From the results based on the MMBB, the mean error of the three algorithms (LST, UKF, and proposed SCUKF) is less than 2 m. The mean and standard deviation error of the proposed SCUKF is lower than those of LST and UKF, and it obtained the best accuracy and stability. One reason is that, as compared with the UFK algorithm, the LST only minimizes the square of the measurement error, while the UKF algorithm takes into account the dynamic measurement and the dynamic changes in the system. The system state was predicted by using the dynamic models and combined with measurement based on weight. In this way, the UKF not only minimizes the square of the measurement error, but also minimizes the estimated error variance matrix. The other reason is that the observation model of SCUKF is one more pedestrian speed than that of UKF. This additional observation constrains the system state from the speed dimension. In other words, the positioning results are constrained by the speed measurement within a reasonable range of pedestrian walking speed.

5. Conclusions

In this paper, we introduced an MMBB-based indoor positioning solution. It realized a tightly coupled fusion architecture implemented on a smartphone, which integrated the MMBBs and accelerometer. It is an instant positioning solution without any training phase by adopting a calibrated linearly segmented model for ranging. In addition, the application of pedestrian walking speed derived by a smartphone accelerometer is used to constrain an unscented Kalman filter method for estimating the location and speed. Field tests were carried out to verify the proposed SLM, ranging and positioning algorithms. The proposed SLM was evaluated and compared with a state-of-art PLM by field tests in an open environment. The performance of the SLM is about 1 m in terms of the mean error. The error obtained by the MMBB-based ranging algorithms is 1.43 m in the real indoor environment with normal walking speed. The performance of the positioning algorithm was effective and achieved the best accuracy as compared with the least square triangulation and unscented Kalman filter estimation methods. Finally, the accuracy of the proposed speed constrained unscented Kalman filter method is 0.79 m in terms of horizontal error distance; the positioning frequency and the time to first fix are 10 Hz and 100 milliseconds, respectively. The coordinate frame of the system is compatible with GNSS signals, which makes the system work seamlessly with the GNSS. In future work, we plan to focus on improving the scope and accuracy of range estimation based on MMBB hardware and the robustness of the localization system. In addition, we plan to fuse the walking speed of pedestrians with other measurement data for indoor localization, such as geomagnetic, Wi-Fi RTT range, and acoustic signal.

Author Contributions

This paper is a collaborative work by all the authors. G.G. and K.Y. proposed the idea, implemented the system, performed the experiments, analyzed the data, and wrote the manuscript; R.C. and L.C. aided in proposing the idea, gave suggestions, and revised the rough draft; K.Y. assisted with certain experiments. All authors have read and agreed to the published version of the manuscript.

Funding

This study is supported by the Postdoctoral Research Foundation of China (grant no. 2020M682480), the Technology Innovation Program of Hubei Province (grant no. 2021BAA166), the Fundamental Research Funds for the Central Universities (grant no. 2042021kf0009), and LIESMARS Special Research Funding.

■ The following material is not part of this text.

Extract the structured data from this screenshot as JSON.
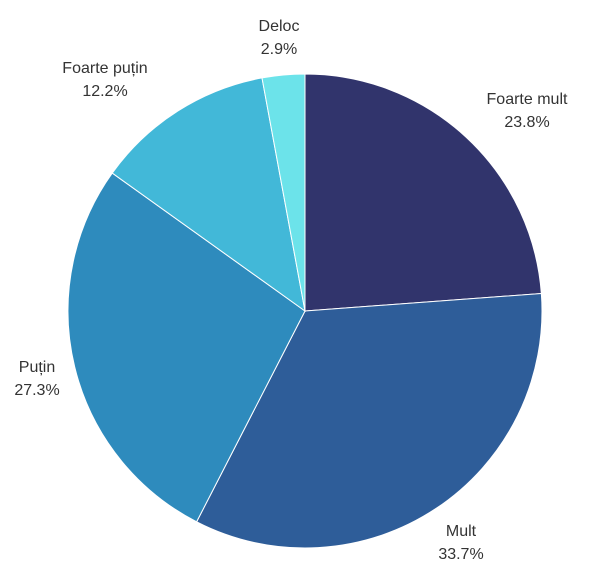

Institutional Review Board Statement

Not applicable.

Informed Consent Statement

Not applicable.

Data Availability Statement

Data sharing is not applicable to this article.

Conflicts of Interest

The authors declare no conflict of interest.

References

  1. Chen, R.; Chen, L. Indoor positioning with Smartphones: The state-of-the-art and the challenges. Acta Geod. Cartogr. Sin. 2017, 46, 1316–1326. [Google Scholar]
  2. Chen, R.; Guinness, R. Geospatial Computing in Mobile Devices; Artech House: Fitchburg, MA, USA, 2014. [Google Scholar]
  3. Passafiume, M.; Maddio, S.; Cidronali, A. An Improved Approach for RSSI-Based only Calibration-Free Real-Time Indoor Localization on IEEE 802.11 and 802.15. 4 Wireless Networks. Sensors 2017, 17, 717. [Google Scholar] [CrossRef] [PubMed] [Green Version]
  4. Dong, Q.; Dargie, W. Evaluation of the reliability of RSSI for indoor localization. In Proceedings of the Wireless Communications in Unusual and Confined Areas (ICWCUCA), Clermont Ferrand, France, 28–30 August 2012; pp. 1–6. [Google Scholar]
  5. Committee, I. Wireless LAN medium access control (MAC) and physical layer (PHY) specifications. IEEE Std. 1997, 802, 50. [Google Scholar]
  6. Liu, H.; Darabi, H.; Banerjee, P.; Liu, J. Survey of wireless indoor positioning techniques and systems. IEEE Trans. Syst. Man Cybern. Part C 2007, 37, 1067–1080. [Google Scholar] [CrossRef]
  7. Peng, X.; Chen, R.; Yu, K.; Guo, G.; Ye, F.; Xue, W. A new Wi-Fi dynamic selection of nearest neighbor localization algorithm based on RSS characteristic value extraction by hybrid filtering. Meas. Sci. Technol. 2020, 32, 034003. [Google Scholar] [CrossRef]
  8. Bi, J.; Huang, L.; Cao, H.; Yao, G.; Sang, W.; Zhen, J.; Liu, Y. Improved Indoor Fingerprinting Localization Method Using Clustering Algorithm and Dynamic Compensation. ISPRS Int. J. Geo-Inf. 2021, 10, 613. [Google Scholar] [CrossRef]
  9. Liu, J.; Chen, R.; Pei, L.; Guinness, R.; Kuusniemi, H. A hybrid smartphone indoor positioning solution for mobile LBS. Sensors 2012, 12, 17208–17233. [Google Scholar] [CrossRef] [PubMed]
  10. Kim, B.; Kwak, M.; Lee, J.; Kwon, T.T. A multi-pronged approach for indoor positioning with WiFi, magnetic and cellular signals. In Proceedings of the Indoor Positioning and Indoor Navigation (IPIN), Busan, Korea, 27–30 October 2014; pp. 723–726. [Google Scholar]
  11. Karlsson, F.; Karlsson, M.; Bernhardsson, B.; Tufvesson, F.; Persson, M. Sensor fused indoor positioning using dual band WiFi signal measurements. In Proceedings of the Control Conference (ECC), Linz, Austria, 15–17 July 2015; pp. 1669–1672. [Google Scholar]
  12. Jeon, J.-S.; Kong, Y.; Nam, Y.; Yim, K. An Indoor Positioning System Using Bluetooth RSSI with an Accelerometer and a Barometer on a Smartphone. In Proceedings of the Broadband and Wireless Computing, Communication and Applications (BWCCA), Krakow, Poland, 4–6 November 2015; pp. 528–531. [Google Scholar]
  13. Li, X.; Wang, J.; Liu, C.; Zhang, L.; Li, Z. Integrated WiFi/PDR/Smartphone using an adaptive system noise extended Kalman filter algorithm for indoor localization. ISPRS Int. J. Geo-Inf. 2016, 5, 8. [Google Scholar] [CrossRef] [Green Version]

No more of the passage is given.